The aim of the project is to establish a strong expertise on which to build other high-class research projects. Privacy is an area of legal, social and philosophical enquiry, where future challenges can be foreseen, especially because of the rapid digitalisation spreading across the globe. The practical aim of the project is to create a positive and inspiring research environment, which can work as a home base for various later privacy-related projects. In all these aspects Reconfiguring Privacy aims to do pioneering work in the socio-legal research community in Finland.
The project has a three-fold purpose. The first aim is to provide an analysis of the European law of privacy, its content and scope. The research will focus on the transnational level and thus national jurisdictions are mostly excluded from the study. The main legal sources are the European Convention on Human Rights and the primary law of the European Union on the one hand, and central case law from the European Court of Human Rights and the Court of the European Union on the other. The two European courts produce ambiguous and contradictory interpretations of privacy. By analysing the argumentation of ground-breaking judgements the research will show the various concepts of privacy currently operating in European supranational law. In addition, the research seeks to clarify the relationship between privacy as a fundamental right and the protection of personal data as an ever stronger legal principle in EU law. The question the project addresses is thus: What is privacy? The most appropriate method for this first part of the enquiry is a traditional doctrinal method (legal dogmatics), i.e. interpretation and systematisation of legal norms on the basis of relevant legal sources.

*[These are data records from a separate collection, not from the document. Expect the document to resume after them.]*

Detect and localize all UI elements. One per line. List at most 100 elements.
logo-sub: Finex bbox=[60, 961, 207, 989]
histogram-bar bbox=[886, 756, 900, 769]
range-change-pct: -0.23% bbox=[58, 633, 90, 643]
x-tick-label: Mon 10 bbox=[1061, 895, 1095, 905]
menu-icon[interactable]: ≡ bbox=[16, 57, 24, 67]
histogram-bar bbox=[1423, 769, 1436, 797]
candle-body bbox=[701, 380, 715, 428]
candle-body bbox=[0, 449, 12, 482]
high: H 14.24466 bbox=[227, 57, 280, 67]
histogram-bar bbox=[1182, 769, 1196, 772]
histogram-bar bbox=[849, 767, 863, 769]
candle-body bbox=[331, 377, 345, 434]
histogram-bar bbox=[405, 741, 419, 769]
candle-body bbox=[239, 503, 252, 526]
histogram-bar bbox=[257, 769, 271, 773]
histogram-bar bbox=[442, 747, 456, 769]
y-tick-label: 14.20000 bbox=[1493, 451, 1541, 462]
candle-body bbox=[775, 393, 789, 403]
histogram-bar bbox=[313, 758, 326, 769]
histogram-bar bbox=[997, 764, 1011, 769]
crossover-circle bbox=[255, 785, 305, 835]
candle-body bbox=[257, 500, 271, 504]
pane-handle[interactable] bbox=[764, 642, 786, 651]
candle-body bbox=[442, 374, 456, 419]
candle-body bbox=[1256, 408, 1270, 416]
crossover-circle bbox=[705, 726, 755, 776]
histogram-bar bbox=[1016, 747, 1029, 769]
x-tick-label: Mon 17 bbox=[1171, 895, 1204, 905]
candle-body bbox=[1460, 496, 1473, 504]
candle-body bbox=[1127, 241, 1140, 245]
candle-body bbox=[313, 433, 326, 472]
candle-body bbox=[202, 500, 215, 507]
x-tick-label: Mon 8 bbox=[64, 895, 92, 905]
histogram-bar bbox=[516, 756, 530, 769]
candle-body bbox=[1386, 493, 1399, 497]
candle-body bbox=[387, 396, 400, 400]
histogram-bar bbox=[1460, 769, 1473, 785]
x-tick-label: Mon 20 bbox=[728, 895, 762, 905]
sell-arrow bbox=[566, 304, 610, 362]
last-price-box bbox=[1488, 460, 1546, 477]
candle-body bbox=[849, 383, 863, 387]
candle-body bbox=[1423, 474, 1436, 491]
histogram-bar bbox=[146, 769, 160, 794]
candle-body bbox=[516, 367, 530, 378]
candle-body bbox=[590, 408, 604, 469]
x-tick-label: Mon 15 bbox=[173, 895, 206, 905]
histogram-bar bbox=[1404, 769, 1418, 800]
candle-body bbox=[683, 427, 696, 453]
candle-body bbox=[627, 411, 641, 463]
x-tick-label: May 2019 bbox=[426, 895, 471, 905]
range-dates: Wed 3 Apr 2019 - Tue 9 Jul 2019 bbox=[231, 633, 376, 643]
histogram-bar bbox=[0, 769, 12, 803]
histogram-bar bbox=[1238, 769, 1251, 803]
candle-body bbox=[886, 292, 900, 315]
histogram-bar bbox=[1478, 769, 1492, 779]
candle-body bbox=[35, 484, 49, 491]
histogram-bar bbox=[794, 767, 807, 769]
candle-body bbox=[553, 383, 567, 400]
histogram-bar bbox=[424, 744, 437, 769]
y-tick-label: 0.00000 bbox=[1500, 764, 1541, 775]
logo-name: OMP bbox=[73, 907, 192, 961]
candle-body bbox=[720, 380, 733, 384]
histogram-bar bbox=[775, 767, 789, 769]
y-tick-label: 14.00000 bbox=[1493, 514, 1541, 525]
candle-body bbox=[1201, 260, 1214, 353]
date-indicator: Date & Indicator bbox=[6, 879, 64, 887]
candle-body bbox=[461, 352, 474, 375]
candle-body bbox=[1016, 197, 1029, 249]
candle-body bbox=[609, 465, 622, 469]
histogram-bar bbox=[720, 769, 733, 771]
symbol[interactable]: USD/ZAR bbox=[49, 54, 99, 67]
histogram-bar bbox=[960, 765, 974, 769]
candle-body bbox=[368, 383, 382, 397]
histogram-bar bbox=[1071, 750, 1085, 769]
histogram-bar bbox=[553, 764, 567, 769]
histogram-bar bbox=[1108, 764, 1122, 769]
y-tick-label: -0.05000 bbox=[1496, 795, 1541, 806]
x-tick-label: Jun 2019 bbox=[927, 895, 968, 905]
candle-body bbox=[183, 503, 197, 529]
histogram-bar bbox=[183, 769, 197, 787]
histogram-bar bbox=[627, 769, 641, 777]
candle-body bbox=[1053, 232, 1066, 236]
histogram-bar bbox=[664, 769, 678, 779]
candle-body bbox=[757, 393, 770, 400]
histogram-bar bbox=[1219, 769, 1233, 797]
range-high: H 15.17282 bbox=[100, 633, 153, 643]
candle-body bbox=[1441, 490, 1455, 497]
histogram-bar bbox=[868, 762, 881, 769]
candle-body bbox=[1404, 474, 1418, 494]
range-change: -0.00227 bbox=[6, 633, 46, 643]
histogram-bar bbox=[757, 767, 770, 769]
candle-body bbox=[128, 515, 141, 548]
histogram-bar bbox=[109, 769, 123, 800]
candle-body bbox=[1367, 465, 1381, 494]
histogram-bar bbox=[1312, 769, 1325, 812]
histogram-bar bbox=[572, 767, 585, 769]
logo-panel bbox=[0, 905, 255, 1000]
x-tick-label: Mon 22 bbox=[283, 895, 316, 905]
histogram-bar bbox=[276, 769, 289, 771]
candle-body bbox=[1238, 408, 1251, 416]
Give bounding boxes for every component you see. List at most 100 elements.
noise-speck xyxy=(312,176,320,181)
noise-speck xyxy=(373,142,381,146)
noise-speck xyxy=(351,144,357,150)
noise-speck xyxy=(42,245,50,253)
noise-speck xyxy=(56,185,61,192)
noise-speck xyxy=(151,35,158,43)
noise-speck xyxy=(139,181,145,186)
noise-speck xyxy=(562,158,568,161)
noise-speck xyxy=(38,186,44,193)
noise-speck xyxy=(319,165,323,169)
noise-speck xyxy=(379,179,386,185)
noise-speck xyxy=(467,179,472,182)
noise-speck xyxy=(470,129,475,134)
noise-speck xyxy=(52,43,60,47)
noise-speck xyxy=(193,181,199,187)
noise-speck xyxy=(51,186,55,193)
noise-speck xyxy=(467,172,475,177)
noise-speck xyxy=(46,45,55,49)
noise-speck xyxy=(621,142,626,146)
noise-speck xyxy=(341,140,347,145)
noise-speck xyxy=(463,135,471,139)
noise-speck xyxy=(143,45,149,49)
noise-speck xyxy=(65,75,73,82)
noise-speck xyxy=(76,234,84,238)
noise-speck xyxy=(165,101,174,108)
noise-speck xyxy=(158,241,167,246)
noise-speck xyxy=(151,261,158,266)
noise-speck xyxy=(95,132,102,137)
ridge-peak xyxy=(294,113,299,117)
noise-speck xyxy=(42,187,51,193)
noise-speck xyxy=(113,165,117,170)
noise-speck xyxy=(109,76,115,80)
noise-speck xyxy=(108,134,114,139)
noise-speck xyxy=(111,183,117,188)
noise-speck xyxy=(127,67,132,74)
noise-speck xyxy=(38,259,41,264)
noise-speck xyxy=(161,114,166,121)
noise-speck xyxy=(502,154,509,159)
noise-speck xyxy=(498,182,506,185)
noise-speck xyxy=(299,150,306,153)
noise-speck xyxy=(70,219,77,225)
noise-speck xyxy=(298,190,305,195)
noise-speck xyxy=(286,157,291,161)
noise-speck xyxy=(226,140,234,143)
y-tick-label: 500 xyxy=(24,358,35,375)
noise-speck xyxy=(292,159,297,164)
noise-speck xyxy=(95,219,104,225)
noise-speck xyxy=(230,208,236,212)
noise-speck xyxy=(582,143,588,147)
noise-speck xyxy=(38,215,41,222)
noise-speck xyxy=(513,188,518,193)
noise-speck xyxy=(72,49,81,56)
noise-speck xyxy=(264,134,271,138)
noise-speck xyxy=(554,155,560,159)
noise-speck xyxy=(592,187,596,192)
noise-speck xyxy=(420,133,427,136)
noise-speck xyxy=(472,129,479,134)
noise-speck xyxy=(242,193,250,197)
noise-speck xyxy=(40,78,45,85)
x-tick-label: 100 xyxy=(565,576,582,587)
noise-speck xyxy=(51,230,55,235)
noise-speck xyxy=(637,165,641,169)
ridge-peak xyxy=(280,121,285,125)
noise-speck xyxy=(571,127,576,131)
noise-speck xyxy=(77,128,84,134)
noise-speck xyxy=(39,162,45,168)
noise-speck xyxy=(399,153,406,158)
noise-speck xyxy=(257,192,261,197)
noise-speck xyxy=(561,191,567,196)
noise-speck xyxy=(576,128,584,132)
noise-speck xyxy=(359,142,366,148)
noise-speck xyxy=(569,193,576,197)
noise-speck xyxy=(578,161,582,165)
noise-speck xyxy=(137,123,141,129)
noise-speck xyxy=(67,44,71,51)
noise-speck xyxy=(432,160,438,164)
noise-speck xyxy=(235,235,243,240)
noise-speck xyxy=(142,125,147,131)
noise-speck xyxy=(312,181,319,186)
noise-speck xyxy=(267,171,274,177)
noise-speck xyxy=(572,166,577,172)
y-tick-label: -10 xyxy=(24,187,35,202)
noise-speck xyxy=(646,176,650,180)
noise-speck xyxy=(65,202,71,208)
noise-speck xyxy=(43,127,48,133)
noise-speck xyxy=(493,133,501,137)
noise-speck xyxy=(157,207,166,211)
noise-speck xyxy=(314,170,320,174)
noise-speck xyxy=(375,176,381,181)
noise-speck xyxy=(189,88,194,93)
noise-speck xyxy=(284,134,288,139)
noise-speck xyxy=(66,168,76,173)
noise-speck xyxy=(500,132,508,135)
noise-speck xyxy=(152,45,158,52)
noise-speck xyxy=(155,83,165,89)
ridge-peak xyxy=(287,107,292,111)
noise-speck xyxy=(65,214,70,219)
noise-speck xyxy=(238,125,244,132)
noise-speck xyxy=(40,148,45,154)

In addition to providing a better understanding of the legal definition of privacy, the project aims to reveal politically charged conceptions of privacy. For this purpose, the legal source material will be analysed from a political perspective. Privacy and personal data protection are issues where constant political, economic and moral battles are being fought. Strong interests are displayed by industry lobbyists and human rights activists alike. Increased protection of privacy is today a value worth fighting for, and against. The project will engage in a critical deconstruction of the principles of privacy protection as they appear in law. This way the research will be able to provide a better understanding of the sociological and political underpinnings of privacy regulation. The most important material will be judgements from the European courts. The method is deconstructive reading revealing argumentation structures and patterns.
The third aim of the project is critique of current privacy regulation. In order for such a critical reflection of the law to be made, the step-by-step approach is necessary. Clarification of the law combined with a description of its underlying political, economic and moral aims are required before rigorous critical engagement. The method for this part of the study consists of critical legal sociology, where the law is contrasted with societal factors. This tradition of critique has long roots in legal theory, spanning from Durkheim’s studies on the division of labour via Marx’s critique of the economic substructure of the law to poststructuralist analyses of power. A similar methodology has been used by legal realists and the Critical Legal Studies movement in the U.S. The study utilises these approaches with the aim of providing a thorough analysis of the societal implications of privacy regulation. It questions the political aims of privacy and personal data regulation asking what the ever-increasing cries for more privacy show about European societies more generally.